Ya en soledad, Karl se dejó caer en el sofá, observando cada centímetro con sus ojos dispares. Las pinturas en las paredes representaban algunas de las batallas que su gente enfrentó años atrás. La resistencia en el puente de Ciudad Azul, la fiera emboscada de Nueva Vida y el bombardeo en el País del Cobre. Se sorprendió por todas las veces que las armas habían llamado a una colonia minera a luchar.
Cubrió su rostro con el antebrazo. Se sentía tan agotado, que no notó en qué momento cayó rendido.
La voz seria de Locke se presentó ante él, respondiendo a sus preguntas. Era un sonido reconfortante, lejano y que lo llevaban a un tiempo mejor. ¿Estaba soñando?
—Solo quiero ayudar —decía su querido amigo. Su semblante era seguro, pero parecía ocultar algo. ¿Miedo? Se veía muy joven. Tal vez demasiado joven. Aunque ya habían pasado seis años desde esa conversación, el recuerdo era tan vívido como si estuviera sucediendo en ese momento—, ¿lo entiendes? Fui el mejor graduado... Era mi deber venir aquí. ¿Crees que es una razón estúpida?
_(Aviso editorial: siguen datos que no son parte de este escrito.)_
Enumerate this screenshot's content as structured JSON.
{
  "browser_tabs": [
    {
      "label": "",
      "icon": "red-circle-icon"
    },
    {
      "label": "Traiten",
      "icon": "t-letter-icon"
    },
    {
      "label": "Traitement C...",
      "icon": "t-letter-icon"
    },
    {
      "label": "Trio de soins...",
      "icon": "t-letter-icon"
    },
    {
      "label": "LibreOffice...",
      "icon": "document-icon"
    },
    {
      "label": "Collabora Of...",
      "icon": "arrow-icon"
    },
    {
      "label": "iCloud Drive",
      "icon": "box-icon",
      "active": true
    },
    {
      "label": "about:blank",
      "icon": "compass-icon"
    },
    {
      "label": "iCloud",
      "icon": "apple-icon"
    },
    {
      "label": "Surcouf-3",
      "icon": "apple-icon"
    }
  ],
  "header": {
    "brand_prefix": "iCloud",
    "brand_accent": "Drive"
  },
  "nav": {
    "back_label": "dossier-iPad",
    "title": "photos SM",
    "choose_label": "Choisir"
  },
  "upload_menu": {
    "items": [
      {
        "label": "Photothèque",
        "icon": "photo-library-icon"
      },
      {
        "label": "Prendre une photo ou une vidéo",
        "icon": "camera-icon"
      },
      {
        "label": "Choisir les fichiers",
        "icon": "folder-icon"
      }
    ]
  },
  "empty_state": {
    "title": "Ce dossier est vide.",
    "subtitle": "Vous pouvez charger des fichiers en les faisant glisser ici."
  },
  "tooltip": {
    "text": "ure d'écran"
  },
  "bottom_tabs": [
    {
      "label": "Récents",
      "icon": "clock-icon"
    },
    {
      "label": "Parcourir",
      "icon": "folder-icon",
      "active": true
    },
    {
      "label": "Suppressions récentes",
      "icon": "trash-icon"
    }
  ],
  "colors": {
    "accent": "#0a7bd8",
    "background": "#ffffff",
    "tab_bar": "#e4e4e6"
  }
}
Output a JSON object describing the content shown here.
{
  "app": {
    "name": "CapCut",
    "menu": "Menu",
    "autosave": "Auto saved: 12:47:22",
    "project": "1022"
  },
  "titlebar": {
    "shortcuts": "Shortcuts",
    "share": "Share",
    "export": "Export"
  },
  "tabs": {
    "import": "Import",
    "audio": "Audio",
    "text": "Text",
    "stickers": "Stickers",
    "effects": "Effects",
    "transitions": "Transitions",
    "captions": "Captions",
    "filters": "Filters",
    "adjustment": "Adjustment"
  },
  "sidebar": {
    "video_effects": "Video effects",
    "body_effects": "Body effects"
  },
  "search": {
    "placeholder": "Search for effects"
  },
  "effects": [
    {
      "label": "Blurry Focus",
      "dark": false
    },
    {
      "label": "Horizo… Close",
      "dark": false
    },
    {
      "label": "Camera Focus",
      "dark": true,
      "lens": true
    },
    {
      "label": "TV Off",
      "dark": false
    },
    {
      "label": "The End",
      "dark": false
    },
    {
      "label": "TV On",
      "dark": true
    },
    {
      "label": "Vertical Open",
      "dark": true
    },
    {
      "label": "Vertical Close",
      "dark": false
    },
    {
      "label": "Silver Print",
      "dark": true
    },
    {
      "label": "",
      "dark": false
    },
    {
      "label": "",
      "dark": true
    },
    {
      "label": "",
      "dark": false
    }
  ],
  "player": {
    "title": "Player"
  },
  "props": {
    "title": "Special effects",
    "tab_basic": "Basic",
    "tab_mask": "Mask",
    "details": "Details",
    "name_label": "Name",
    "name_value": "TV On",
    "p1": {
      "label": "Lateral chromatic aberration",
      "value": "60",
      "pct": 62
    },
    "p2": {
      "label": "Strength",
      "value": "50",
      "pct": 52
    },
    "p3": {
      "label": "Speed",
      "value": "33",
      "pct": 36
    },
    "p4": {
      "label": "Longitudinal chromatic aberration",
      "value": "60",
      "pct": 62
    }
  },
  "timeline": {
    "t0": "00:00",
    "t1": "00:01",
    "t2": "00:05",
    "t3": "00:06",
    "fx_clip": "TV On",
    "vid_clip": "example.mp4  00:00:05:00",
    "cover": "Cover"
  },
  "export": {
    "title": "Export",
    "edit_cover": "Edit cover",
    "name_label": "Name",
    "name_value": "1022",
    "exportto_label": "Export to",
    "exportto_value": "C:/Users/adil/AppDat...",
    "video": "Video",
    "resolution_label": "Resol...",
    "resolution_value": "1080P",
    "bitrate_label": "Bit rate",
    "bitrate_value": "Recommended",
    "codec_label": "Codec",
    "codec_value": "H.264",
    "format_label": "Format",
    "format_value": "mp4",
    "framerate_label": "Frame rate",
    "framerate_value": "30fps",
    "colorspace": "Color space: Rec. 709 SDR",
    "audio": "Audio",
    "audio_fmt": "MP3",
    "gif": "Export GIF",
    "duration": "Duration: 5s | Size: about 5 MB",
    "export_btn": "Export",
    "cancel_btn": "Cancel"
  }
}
Karl lo miró, sorprendido. El chico tenía ojos cafés muy profundos. Parecían dos pozos oscuros que escudriñaban hasta lo más recóndito de su ser. Sus cejas, gruesas, pero arqueadas, le daba un aspecto amigable, casi jovial; aunque su manera de fruncir el ceño cuando algo no le gustaba, le hacía ver como un niño enojado.
Se permitió una sonrisa.
—Tu motivo no es mejor ni peor que los otros, novato. Pero está claro que sigues ocultando la verdadera razón por la que luchas. —Su voz respondió, pese a que él no había dicho nada. «Estoy soñando. Esto sucedió varios días antes del ataque en Aurier», entendió de inmediato.
Locke se mantenía de pie, inclinado sobre el borde de la gran torre de vigilancia en la Base Aurier. Los sonidos lejanos de la arena al moverse en la oscuridad eran reconfortantes. En las noches el Desierto Naranja se transformaba en un mundo que le hacía erizar la piel y rechinar los dientes. El cambio era tan drástico, que le parecía algo ilógico.
Desde lo alto de la torre, podían vislumbrar cada rincón de la vasta extensión de arena oscura. Parecía tener vida propia. A lo lejos, muy a lo lejos, unas pequeñas luces mostraban al devastado País del Plomo. Ese que había caído en manos de los alienígenas.
—Solo quiero que mi padre esté orgulloso —dijo Locke finalmente. Encogiéndose de hombros y ocultando un rostro sonrojado.
Con la mirada seria, sabiendo que su compañero, siendo solo un novato no conocía lo duro de una guerra, y mucho menos del sacrificio, decidió plantear una pregunta tan importante, como necesaria.
—Entonces, ¿qué estarías dispuesto a sacrificar para proteger a tu familia, novato?
El sueño se desvaneció en una luz azul y un ruido horripilante que resonaba como un condenado eco. Su muñeca vibraba una y otra vez.
Se levantó de golpe, buscando la fuente del ruido. Cuando fijó la vista en el holotransmisor de su muñeca, que resplandecía y rugía sin descanso. El identificador no mostraba nombre y, frunciendo el ceño, atendió.
El holograma de un hombre de cabello oscuro como un agujero negro, piel pálida y ojos avellanos, que fingían una amabilidad casi tan falsa como su paciencia, se reflejó ante él.
—Líder —dijo con sarcasmo el hombre, y luego chasqueó la lengua—, ¿se puede saber qué mierda están planeando?
Karl rechinó sus dientes, sintiendo que su sangre hervía.
—Cristian... lo mismo me pregunto yo de ti.